Он лениво прошел вдоль вокзала. У газетного киоска какой-то тощеватый ханурик с усиками читал толстый журнал в серо-голубой обложке, а старик-киоскер ворчал на него, дескать, не читальня. Вокруг шумела вокзальная Москва, лязгали трамваи, фырчали такси и автобусы, а тут один хмырь читал, а другой на него злился – и смотреть на эту комедь раздосадованному лейтенанту было чудно и почему-то приятно. Так и разило штатской юностью с сидением в библиотеках.

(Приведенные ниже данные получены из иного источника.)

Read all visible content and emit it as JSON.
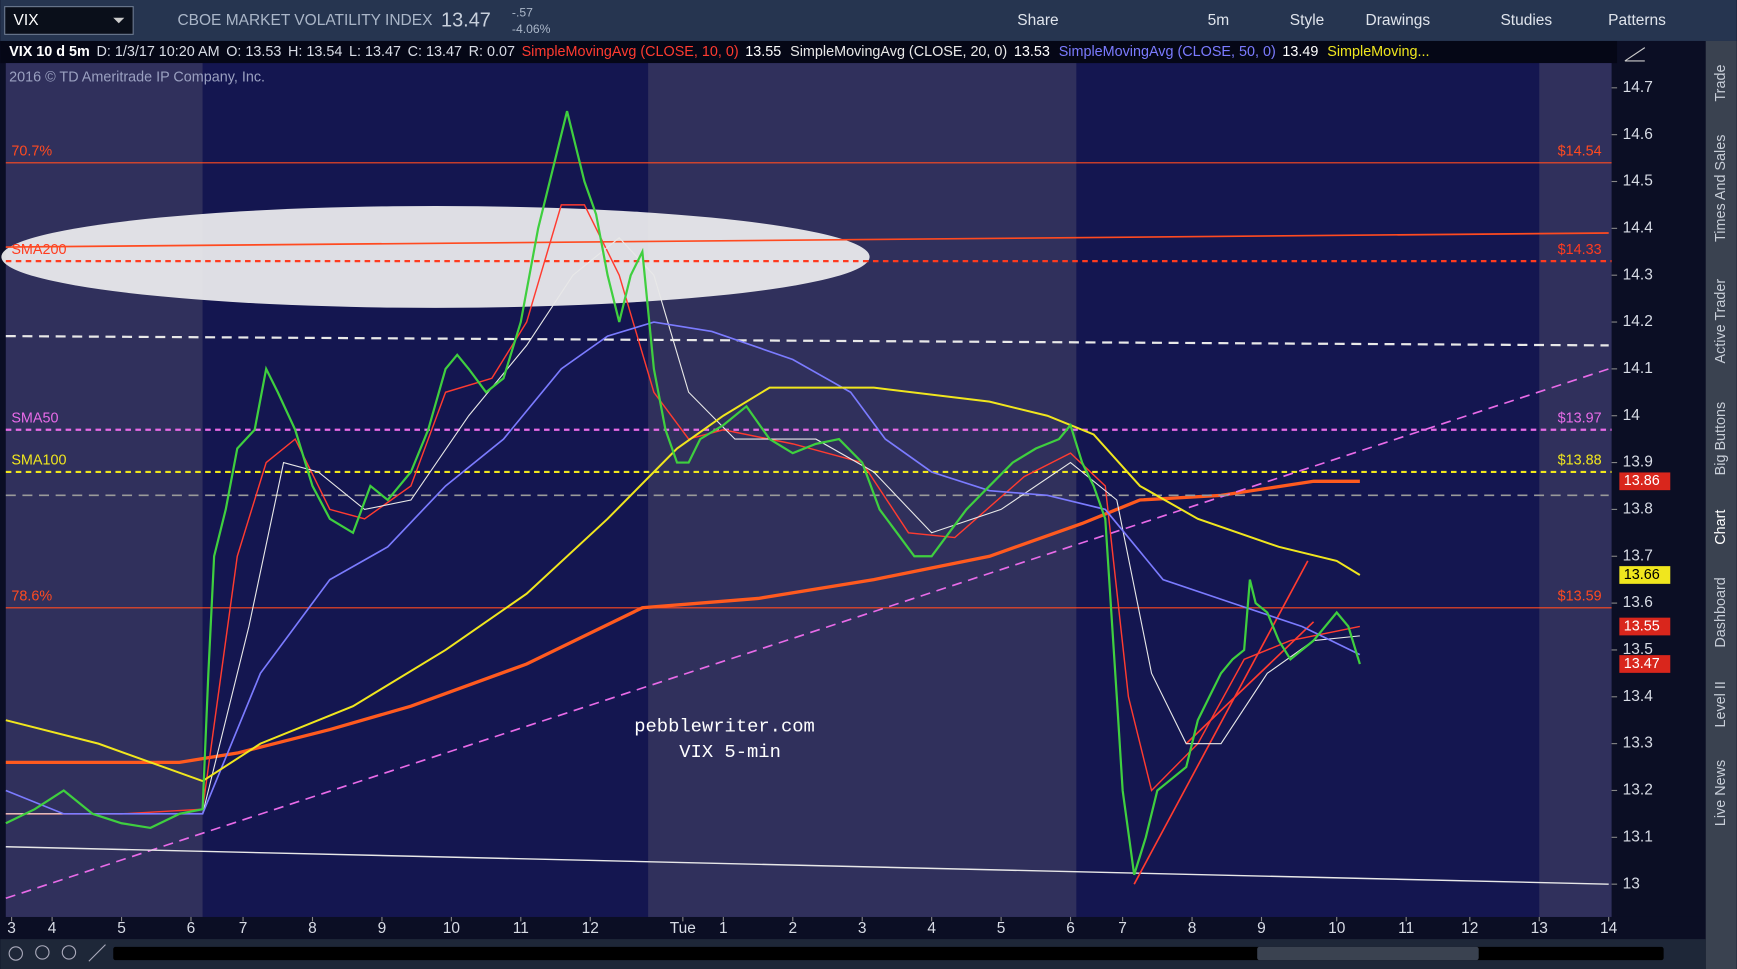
{
  "toolbar": {
    "symbol": "VIX",
    "description": "CBOE MARKET VOLATILITY INDEX",
    "last": 13.47,
    "change": "-.57",
    "change_pct": "-4.06%",
    "buttons": [
      "Share",
      "5m",
      "Style",
      "Drawings",
      "Studies",
      "Patterns"
    ]
  },
  "info": [
    "VIX 10 d 5m",
    "D: 1/3/17 10:20 AM",
    "O: 13.53",
    "H: 13.54",
    "L: 13.47",
    "C: 13.47",
    "R: 0.07"
  ],
  "copyright": "2016 © TD Ameritrade IP Company, Inc.",
  "side_tabs": [
    "Trade",
    "Times And Sales",
    "Active Trader",
    "Big Buttons",
    "Chart",
    "Dashboard",
    "Level II",
    "Live News"
  ],
  "chart_data": {
    "type": "line",
    "xlim": [
      0,
      277.5
    ],
    "ylim": [
      12.93,
      14.8
    ],
    "xticks": [
      {
        "value": 1,
        "label": "3"
      },
      {
        "value": 8,
        "label": "4"
      },
      {
        "value": 20,
        "label": "5"
      },
      {
        "value": 32,
        "label": "6"
      },
      {
        "value": 41,
        "label": "7"
      },
      {
        "value": 53,
        "label": "8"
      },
      {
        "value": 65,
        "label": "9"
      },
      {
        "value": 77,
        "label": "10"
      },
      {
        "value": 89,
        "label": "11"
      },
      {
        "value": 101,
        "label": "12"
      },
      {
        "value": 117,
        "label": "Tue"
      },
      {
        "value": 124,
        "label": "1"
      },
      {
        "value": 136,
        "label": "2"
      },
      {
        "value": 148,
        "label": "3"
      },
      {
        "value": 160,
        "label": "4"
      },
      {
        "value": 172,
        "label": "5"
      },
      {
        "value": 184,
        "label": "6"
      },
      {
        "value": 193,
        "label": "7"
      },
      {
        "value": 205,
        "label": "8"
      },
      {
        "value": 217,
        "label": "9"
      },
      {
        "value": 230,
        "label": "10"
      },
      {
        "value": 242,
        "label": "11"
      },
      {
        "value": 253,
        "label": "12"
      },
      {
        "value": 265,
        "label": "13"
      },
      {
        "value": 277,
        "label": "14"
      }
    ],
    "yticks": [
      13,
      13.1,
      13.2,
      13.3,
      13.4,
      13.5,
      13.6,
      13.7,
      13.8,
      13.9,
      14,
      14.1,
      14.2,
      14.3,
      14.4,
      14.5,
      14.6,
      14.7
    ],
    "price": {
      "color": "#3fcf3f",
      "x": [
        0,
        5,
        10,
        15,
        20,
        25,
        30,
        34,
        35,
        36,
        38,
        40,
        43,
        45,
        47,
        50,
        53,
        56,
        60,
        63,
        66,
        70,
        73,
        76,
        78,
        80,
        83,
        86,
        89,
        92,
        95,
        97,
        100,
        102,
        104,
        106,
        108,
        110,
        112,
        114,
        116,
        118,
        120,
        124,
        128,
        132,
        136,
        140,
        144,
        148,
        151,
        154,
        157,
        160,
        163,
        166,
        170,
        174,
        178,
        182,
        184,
        186,
        188,
        190,
        192,
        193,
        195,
        197,
        199,
        201,
        204,
        206,
        208,
        210,
        212,
        214,
        215,
        216,
        218,
        220,
        222,
        224,
        226,
        228,
        230,
        232,
        234
      ],
      "values": [
        13.13,
        13.16,
        13.2,
        13.15,
        13.13,
        13.12,
        13.15,
        13.16,
        13.45,
        13.7,
        13.8,
        13.93,
        13.97,
        14.1,
        14.05,
        13.97,
        13.85,
        13.78,
        13.75,
        13.85,
        13.82,
        13.88,
        13.97,
        14.1,
        14.13,
        14.1,
        14.05,
        14.08,
        14.2,
        14.4,
        14.55,
        14.65,
        14.5,
        14.43,
        14.3,
        14.2,
        14.3,
        14.35,
        14.1,
        13.97,
        13.9,
        13.9,
        13.95,
        13.98,
        14.02,
        13.95,
        13.92,
        13.94,
        13.95,
        13.9,
        13.8,
        13.75,
        13.7,
        13.7,
        13.75,
        13.8,
        13.85,
        13.9,
        13.93,
        13.95,
        13.98,
        13.9,
        13.85,
        13.78,
        13.4,
        13.2,
        13.02,
        13.1,
        13.2,
        13.22,
        13.25,
        13.35,
        13.4,
        13.45,
        13.48,
        13.5,
        13.65,
        13.6,
        13.58,
        13.52,
        13.48,
        13.5,
        13.52,
        13.55,
        13.58,
        13.55,
        13.47
      ]
    },
    "series": [
      {
        "name": "SimpleMovingAvg (CLOSE, 10, 0)",
        "legend_value": 13.55,
        "color": "#ff3b30",
        "width": 1.3,
        "x": [
          0,
          20,
          34,
          40,
          45,
          50,
          56,
          62,
          70,
          76,
          84,
          90,
          96,
          100,
          106,
          112,
          118,
          124,
          136,
          148,
          156,
          164,
          176,
          184,
          190,
          194,
          198,
          206,
          214,
          222,
          234
        ],
        "values": [
          13.15,
          13.15,
          13.16,
          13.7,
          13.9,
          13.95,
          13.8,
          13.78,
          13.85,
          14.05,
          14.08,
          14.2,
          14.45,
          14.45,
          14.3,
          14.05,
          13.95,
          13.97,
          13.94,
          13.9,
          13.75,
          13.74,
          13.87,
          13.92,
          13.85,
          13.4,
          13.2,
          13.3,
          13.48,
          13.52,
          13.55
        ]
      },
      {
        "name": "SimpleMovingAvg (CLOSE, 20, 0)",
        "legend_value": 13.53,
        "color": "#e8e8e8",
        "width": 1,
        "x": [
          0,
          34,
          42,
          48,
          54,
          62,
          70,
          80,
          90,
          98,
          106,
          112,
          118,
          126,
          140,
          150,
          160,
          172,
          184,
          192,
          198,
          204,
          210,
          218,
          226,
          234
        ],
        "values": [
          13.15,
          13.15,
          13.55,
          13.9,
          13.88,
          13.8,
          13.82,
          14.0,
          14.15,
          14.3,
          14.38,
          14.3,
          14.05,
          13.95,
          13.95,
          13.88,
          13.75,
          13.8,
          13.9,
          13.82,
          13.45,
          13.3,
          13.3,
          13.45,
          13.52,
          13.53
        ]
      },
      {
        "name": "SimpleMovingAvg (CLOSE, 50, 0)",
        "legend_value": 13.49,
        "color": "#7b7bff",
        "width": 1.5,
        "x": [
          0,
          10,
          34,
          44,
          56,
          66,
          76,
          86,
          96,
          104,
          112,
          122,
          136,
          146,
          152,
          160,
          170,
          180,
          190,
          200,
          212,
          224,
          234
        ],
        "values": [
          13.2,
          13.15,
          13.15,
          13.45,
          13.65,
          13.72,
          13.85,
          13.95,
          14.1,
          14.17,
          14.2,
          14.18,
          14.12,
          14.05,
          13.95,
          13.88,
          13.84,
          13.83,
          13.8,
          13.65,
          13.6,
          13.55,
          13.49
        ]
      },
      {
        "name": "SimpleMoving...",
        "color": "#f0e61e",
        "width": 1.8,
        "x": [
          0,
          16,
          34,
          44,
          60,
          76,
          90,
          104,
          116,
          124,
          132,
          150,
          170,
          180,
          188,
          196,
          206,
          220,
          230,
          234
        ],
        "values": [
          13.35,
          13.3,
          13.22,
          13.3,
          13.38,
          13.5,
          13.62,
          13.78,
          13.93,
          14.0,
          14.06,
          14.06,
          14.03,
          14.0,
          13.96,
          13.85,
          13.78,
          13.72,
          13.69,
          13.66
        ]
      }
    ],
    "trendlines": [
      {
        "color": "#ff5a1f",
        "width": 3,
        "dash": false,
        "x": [
          0,
          30,
          40,
          56,
          70,
          90,
          110,
          130,
          150,
          170,
          186,
          196,
          210,
          226,
          234
        ],
        "values": [
          13.26,
          13.26,
          13.28,
          13.33,
          13.38,
          13.47,
          13.59,
          13.61,
          13.65,
          13.7,
          13.77,
          13.82,
          13.83,
          13.86,
          13.86
        ]
      },
      {
        "color": "#e86be8",
        "width": 1.5,
        "dash": true,
        "x": [
          0,
          277
        ],
        "values": [
          12.97,
          14.1
        ]
      },
      {
        "color": "#e8e8e8",
        "width": 1.3,
        "dash": false,
        "x": [
          0,
          277
        ],
        "values": [
          13.08,
          13.0
        ]
      },
      {
        "color": "#e8e8e8",
        "width": 2,
        "dash": true,
        "x": [
          0,
          277
        ],
        "values": [
          14.17,
          14.15
        ]
      },
      {
        "color": "#9a9a9a",
        "width": 1.5,
        "dash": true,
        "x": [
          0,
          277
        ],
        "values": [
          13.83,
          13.83
        ]
      },
      {
        "color": "#ff4a20",
        "width": 1.5,
        "dash": false,
        "x": [
          0,
          277
        ],
        "values": [
          14.36,
          14.39
        ]
      },
      {
        "color": "#ff3b30",
        "width": 1.5,
        "dash": false,
        "x": [
          195,
          225
        ],
        "values": [
          13.0,
          13.69
        ]
      },
      {
        "color": "#ff3b30",
        "width": 1.5,
        "dash": false,
        "x": [
          204,
          226
        ],
        "values": [
          13.3,
          13.56
        ]
      }
    ],
    "levels": [
      {
        "label": "70.7%",
        "value": 14.54,
        "value_label": "$14.54",
        "color": "#ff4a20",
        "dash": false
      },
      {
        "label": "SMA200",
        "value": 14.33,
        "value_label": "$14.33",
        "color": "#ff3b1f",
        "dash": true
      },
      {
        "label": "SMA50",
        "value": 13.97,
        "value_label": "$13.97",
        "color": "#e86be8",
        "dash": true
      },
      {
        "label": "SMA100",
        "value": 13.88,
        "value_label": "$13.88",
        "color": "#f0e61e",
        "dash": true
      },
      {
        "label": "78.6%",
        "value": 13.59,
        "value_label": "$13.59",
        "color": "#ff4a20",
        "dash": false
      }
    ],
    "price_markers": [
      {
        "value": 13.86,
        "color": "#d9261c"
      },
      {
        "value": 13.66,
        "color": "#f0e61e"
      },
      {
        "value": 13.55,
        "color": "#d9261c"
      },
      {
        "value": 13.47,
        "color": "#d9261c"
      }
    ],
    "annotations": [
      "pebblewriter.com",
      "VIX 5-min"
    ]
  }
}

Через плечо тощего очкарика лейтенант заглянул в журнал и увидел, что ханурик глотает стихи. Стихи не больно интересовали, но ханурик, которого Курчев по неосторожности толкнул, с презрением взглянул на лейтенанта и тут же уткнулся в журнал.

В полку Борис ходил за штатского, но в городе почему-то вдруг становился оскорбленным армейцем. Словно внутри вырастала какая-то лишняя военная косточка.

– Папаша, дайте и мне, – кивнул Курчев на книжку журнала. Он заметил, что на прилавке больше грязно-голубых обложек не было.

– Отдайте, гражданин, – с удовольствием сказал киоскер. – В читальне досмотрите.

– Пусть читает, – с показной ленцой отмахнулся Курчев.

Очкарик в сомнении оторвался от журнала, беспомощно и беззащитно поглядел на офицера, но интерес к стихам пересилил, и он снова уткнулся в страницу.

– Возьмите себе, – брезгливо бросил Курчев и покраснел. Реплика попахивала пошлостью.

– Спасибо, я домой получаю, – дернулся, как от пощечины, очкарик и возвратил журнал.

Курчев скатал его в трубку и засунул в карман шинели, но тот наполовину высовывался.

"Чёрт, сумки не взял. В урну, что ли, кинуть? Пижон проклятый", ругнул себя. – Позвонить опять старушенции? Сказать, что передумал машинка нужна? Заодно и узнаю дом отдыха. Может, съезжу сегодня. Съездишь, как же, – передразнил самого себя, снова закрываясь в автоматной будке. Она с Лешкой в Питер умоталась. А дом отдыха – предлог для домашних".

Он набрал телефон Сеничкиных.

– Да, – отозвался голос министра. – Ты, Борис? Далеко? Дуй сюда. Пообедаем вместе.

– Сейчас буду, – обрадовался Курчев, словно ему было двенадцать лет и дядька приехал к ним в Серпухов. Он бросился к стоянке такси и в четверть часа добрался до Кудринки.

– Давай поухаживаю, – сказал министр, стаскивая с племянника шинель. Что, тоже купил?